Zu den Geschichten, die er gern erzählte, gehört seine Flucht vor der Kriegsgefangenschaft. Bereits 1941 schloss er sich der „France libre“ an, die an der Seite der Alliierten gegen Deutschland kämpfte. Als Mitglied der „Résistance“ wurde er von der Gestapo verhaftet und 1944 ins KZ Buchenwald deportiert, wo er nur überlebte, weil er mithilfe eines Arztes die Identität eines an Typhus verstorbenen Mithäftlings übernommen hatte. Während des Weitertransports in ein anderes Vernichtungslager konnte er fliehen und sich bis zu den amerikanischen Truppen durchschlagen. Er habe so viel Glück gehabt, dass dies vielleicht seinen Optimismus und seine Lebensfreude erkläre, meinte er.

Weit weniger geläufig war den meisten seiner Mitbürger, dass er nach Kriegsende als UN-Diplomat mit René Cassin (dem späteren Friedensnobelpreisträger) die „Allgemeine Erklärung der Menschenrechte“ der UN redigiert hat. Nach verschiedenen Posten als Berater von Ministern wurde Hessel 1977 Frankreichs ständiger Vertreter bei der UN und im Weltsicherheitsrat. Von 1981 bis 1983 arbeitete er unter Präsident François Mitterrand als Delegierter für die Entwicklungszusammenarbeit.

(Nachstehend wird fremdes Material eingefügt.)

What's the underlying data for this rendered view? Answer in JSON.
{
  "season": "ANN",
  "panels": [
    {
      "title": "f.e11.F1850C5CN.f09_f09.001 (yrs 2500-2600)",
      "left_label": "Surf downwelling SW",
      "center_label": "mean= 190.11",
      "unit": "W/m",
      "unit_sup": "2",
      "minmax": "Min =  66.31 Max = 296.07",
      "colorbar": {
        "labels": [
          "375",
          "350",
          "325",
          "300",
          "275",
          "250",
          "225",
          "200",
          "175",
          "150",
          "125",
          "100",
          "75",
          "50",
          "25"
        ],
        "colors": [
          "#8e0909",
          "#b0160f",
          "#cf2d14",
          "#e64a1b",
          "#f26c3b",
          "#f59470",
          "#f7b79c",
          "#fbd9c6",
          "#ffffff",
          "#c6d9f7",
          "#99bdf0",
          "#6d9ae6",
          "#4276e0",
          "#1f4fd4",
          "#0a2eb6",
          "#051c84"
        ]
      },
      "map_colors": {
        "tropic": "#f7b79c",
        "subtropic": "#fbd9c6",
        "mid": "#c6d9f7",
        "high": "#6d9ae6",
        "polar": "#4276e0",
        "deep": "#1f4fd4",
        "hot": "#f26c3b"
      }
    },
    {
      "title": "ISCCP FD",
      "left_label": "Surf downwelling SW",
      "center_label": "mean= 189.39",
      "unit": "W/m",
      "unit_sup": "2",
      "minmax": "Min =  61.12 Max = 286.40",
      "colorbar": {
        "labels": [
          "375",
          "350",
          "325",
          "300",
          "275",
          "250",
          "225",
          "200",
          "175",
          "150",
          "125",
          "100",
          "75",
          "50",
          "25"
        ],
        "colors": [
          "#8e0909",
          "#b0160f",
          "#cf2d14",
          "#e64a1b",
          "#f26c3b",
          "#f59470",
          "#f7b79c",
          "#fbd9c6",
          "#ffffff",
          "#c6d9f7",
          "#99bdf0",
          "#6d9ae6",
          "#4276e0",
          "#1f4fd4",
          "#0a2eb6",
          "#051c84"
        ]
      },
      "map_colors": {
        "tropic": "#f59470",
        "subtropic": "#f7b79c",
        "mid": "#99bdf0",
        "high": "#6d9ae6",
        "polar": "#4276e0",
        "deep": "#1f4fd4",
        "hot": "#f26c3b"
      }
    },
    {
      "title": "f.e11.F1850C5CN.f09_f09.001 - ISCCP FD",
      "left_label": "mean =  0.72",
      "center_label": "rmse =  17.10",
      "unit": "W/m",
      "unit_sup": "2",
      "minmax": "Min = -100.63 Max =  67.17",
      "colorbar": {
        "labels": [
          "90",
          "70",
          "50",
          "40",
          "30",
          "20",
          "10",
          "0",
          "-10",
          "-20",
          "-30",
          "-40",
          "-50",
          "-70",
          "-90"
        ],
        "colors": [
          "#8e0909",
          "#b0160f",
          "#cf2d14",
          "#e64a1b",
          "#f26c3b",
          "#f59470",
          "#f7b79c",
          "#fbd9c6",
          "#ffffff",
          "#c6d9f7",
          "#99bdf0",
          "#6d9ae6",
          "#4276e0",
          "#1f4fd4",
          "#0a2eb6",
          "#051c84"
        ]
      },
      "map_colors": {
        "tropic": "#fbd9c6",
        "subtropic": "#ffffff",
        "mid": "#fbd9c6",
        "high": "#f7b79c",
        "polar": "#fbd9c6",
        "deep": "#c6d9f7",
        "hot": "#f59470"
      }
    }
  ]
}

In den Ruhestand trat Hessel eigentlich nie. Er verfasste mehrere Bücher, deren Titel allein viel über sein humanistisches Engagement aussagen: „Tanz mit dem Jahrhundert“, „Zehn Schritte ins neue Jahrhundert“, „Bürger ohne Grenzen“. Da an „Indignez-vous!“ kritisiert wurde, es werde zu wenig deutlich, was Hessel selbst auf die Barrikaden treibe, legte er mit seinem Kameraden aus der „Résistance“, Edgar Morin „Le Chemin de l’espérance“ („Wege der Hoffnung“) nach und konkretisierte seinen Aufruf gegen die Resignation mit dem Dialogbuch „Engagez-vous!“ („Engagiert euch!“). Dieser Imperativ wird nun zum Nachlass.